Why it’s wrong: Fitness should be zero percent of either of these things. The Internet is a wonderful thing. It allows information to travel at record speeds and be shared across all platforms accessible to consumers. The problem is the quality of much of this information. Anyone who knows how to spell the word “g-y-m” can go onto Instagram and post a flexing picture with all kinds of filters enhancing their muscles, so they look like the Adonis of the fitness industry, convincing the general public that they are an expert in the field despite having little real-world experience and no education or certifications to back it.
Filter through this by looking for educational backgrounds in exercise science, physiology, biomechanics or sports medicine with certifications from reputable organizations like NSCA and NASM. Look at their years of experience in the field and previous clientele before committing to a 12-session package with Joe Schmo, who looks like he could also benefit from some coaching.
Bro-ism 5: “Nothing prepares you for a lift like violent stretching and shoulder impingement.”
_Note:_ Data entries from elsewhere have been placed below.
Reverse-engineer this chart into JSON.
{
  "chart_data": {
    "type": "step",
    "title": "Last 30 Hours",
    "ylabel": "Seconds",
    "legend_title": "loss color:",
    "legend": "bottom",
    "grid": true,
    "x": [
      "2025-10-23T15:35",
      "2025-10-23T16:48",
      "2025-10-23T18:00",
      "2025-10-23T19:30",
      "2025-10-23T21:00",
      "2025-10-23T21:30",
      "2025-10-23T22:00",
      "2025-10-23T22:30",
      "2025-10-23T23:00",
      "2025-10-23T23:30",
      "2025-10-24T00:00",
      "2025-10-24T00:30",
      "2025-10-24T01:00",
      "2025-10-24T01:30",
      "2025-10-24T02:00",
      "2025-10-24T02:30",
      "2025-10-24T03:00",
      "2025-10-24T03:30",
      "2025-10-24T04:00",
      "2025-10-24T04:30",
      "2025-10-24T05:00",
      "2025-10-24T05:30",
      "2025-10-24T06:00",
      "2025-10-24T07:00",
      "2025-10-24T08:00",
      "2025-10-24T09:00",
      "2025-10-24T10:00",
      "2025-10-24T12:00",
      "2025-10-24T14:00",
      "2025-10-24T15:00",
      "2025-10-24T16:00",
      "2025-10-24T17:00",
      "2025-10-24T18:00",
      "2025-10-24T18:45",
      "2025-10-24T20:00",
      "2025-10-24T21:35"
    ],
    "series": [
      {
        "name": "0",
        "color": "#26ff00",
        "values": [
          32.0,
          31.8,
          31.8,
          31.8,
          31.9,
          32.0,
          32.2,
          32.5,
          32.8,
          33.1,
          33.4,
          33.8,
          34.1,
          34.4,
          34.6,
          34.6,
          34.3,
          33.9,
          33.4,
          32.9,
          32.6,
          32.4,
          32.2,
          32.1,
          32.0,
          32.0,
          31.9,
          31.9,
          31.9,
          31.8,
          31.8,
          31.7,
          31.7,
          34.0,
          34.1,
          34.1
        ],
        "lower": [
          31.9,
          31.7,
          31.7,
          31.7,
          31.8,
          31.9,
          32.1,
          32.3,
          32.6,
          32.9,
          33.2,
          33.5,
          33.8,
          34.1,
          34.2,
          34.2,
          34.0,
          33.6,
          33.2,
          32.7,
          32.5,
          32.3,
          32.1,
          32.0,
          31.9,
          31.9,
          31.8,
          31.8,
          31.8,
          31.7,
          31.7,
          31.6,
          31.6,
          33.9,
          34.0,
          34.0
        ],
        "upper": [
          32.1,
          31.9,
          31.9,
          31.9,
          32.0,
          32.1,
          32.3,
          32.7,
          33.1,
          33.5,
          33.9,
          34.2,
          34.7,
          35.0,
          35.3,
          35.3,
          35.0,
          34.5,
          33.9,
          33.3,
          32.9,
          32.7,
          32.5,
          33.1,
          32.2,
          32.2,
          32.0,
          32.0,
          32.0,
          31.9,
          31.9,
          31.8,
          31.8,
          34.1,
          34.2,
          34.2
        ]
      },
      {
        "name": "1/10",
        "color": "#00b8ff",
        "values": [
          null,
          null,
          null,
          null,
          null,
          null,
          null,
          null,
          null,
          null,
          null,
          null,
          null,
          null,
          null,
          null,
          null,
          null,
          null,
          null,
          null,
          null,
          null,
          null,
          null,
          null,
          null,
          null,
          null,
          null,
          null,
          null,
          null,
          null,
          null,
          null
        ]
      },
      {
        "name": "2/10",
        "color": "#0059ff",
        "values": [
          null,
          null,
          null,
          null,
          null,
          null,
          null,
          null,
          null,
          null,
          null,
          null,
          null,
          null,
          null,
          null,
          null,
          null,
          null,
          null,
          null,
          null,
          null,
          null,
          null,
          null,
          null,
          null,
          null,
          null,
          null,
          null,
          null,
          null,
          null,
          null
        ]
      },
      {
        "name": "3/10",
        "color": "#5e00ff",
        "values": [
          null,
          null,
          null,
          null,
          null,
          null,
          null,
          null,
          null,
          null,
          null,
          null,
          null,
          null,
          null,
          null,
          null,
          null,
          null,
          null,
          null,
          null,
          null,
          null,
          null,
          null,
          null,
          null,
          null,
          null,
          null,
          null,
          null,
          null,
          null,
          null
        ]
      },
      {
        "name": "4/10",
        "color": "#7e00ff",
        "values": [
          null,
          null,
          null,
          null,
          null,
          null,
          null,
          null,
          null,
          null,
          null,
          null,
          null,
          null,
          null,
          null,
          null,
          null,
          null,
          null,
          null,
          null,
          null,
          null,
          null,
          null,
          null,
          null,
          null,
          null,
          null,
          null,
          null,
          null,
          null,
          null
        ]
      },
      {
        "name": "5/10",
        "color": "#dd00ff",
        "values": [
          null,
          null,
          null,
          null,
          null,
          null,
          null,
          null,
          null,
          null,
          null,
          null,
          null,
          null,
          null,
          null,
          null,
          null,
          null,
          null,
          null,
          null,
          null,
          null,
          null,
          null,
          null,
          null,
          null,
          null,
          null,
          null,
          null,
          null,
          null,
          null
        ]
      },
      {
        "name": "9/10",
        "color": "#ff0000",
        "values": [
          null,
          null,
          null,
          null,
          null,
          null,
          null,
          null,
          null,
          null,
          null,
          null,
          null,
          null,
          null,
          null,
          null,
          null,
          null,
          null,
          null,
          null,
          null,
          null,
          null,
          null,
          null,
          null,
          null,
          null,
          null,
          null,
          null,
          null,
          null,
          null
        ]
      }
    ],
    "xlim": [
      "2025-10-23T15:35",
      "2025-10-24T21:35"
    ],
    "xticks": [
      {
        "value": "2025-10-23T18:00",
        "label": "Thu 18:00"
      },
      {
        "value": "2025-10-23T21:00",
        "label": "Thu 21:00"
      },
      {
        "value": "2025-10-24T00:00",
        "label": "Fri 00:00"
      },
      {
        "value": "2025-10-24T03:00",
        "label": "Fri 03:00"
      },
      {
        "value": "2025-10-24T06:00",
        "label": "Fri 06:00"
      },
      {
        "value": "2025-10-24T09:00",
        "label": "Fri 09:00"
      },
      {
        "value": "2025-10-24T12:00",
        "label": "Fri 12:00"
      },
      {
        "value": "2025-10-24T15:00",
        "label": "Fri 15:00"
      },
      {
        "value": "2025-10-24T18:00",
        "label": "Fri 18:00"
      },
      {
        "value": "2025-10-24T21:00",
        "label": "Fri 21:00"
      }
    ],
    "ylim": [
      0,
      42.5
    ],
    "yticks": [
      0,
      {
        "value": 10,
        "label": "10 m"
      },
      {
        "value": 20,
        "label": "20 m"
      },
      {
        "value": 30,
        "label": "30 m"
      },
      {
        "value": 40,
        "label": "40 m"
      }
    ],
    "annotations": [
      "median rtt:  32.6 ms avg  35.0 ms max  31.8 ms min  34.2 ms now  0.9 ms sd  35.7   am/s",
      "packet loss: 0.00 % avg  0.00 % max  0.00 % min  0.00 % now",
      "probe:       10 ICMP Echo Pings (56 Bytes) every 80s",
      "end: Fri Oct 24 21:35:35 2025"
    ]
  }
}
Why it’s wrong: Nothing sends you to the sideline faster than violent stretching and shoulder impingement. Ballistic stretching was tossed off the cliff of bad fitness gimmicks years ago, because it simply doesn’t make sense to rapidly stretch a cold muscle beyond its limits. Instead, consider dynamic stretching that acclimates the body to game speed in a progressive and functional format, or muscle activation and warm-up sets to prepare for heavier lifts.
Instead of deliberately facilitating shoulder impingement, consider scapula and shoulder stability exercises on recovery days or between sets to develop stability where you need it and achieve greater performance in your upper body lifting exercises.
Bro-ism 6: “Lift the weight before gravity has a chance to make it heavy.”
Why it’s wrong: Jerking into the weight is like sticking your tongue to a frozen lamp post and sprinting away at full speed. Take deadlifting, for example: You want to feel the weight of the bar before accelerating it upward, otherwise you sacrifice momentum, experience braking forces mid-lift and risk injury due to a jarring motion of the muscles, which can affect the back and posterior chain. This can be applied to most lifts in terms of injury risk, but another important fact is brought to mind: The purpose of weightlifting is to see results, and if you are relying on upward momentum for the majority of a lift, you are decreasing the total time under tension. You’d have to dramatically increase your time in the gym to adequately stimulate your sought after “gains.” By the time you reach this point, however, you will most likely have a concussion and/or a bilateral rotator cuff tear.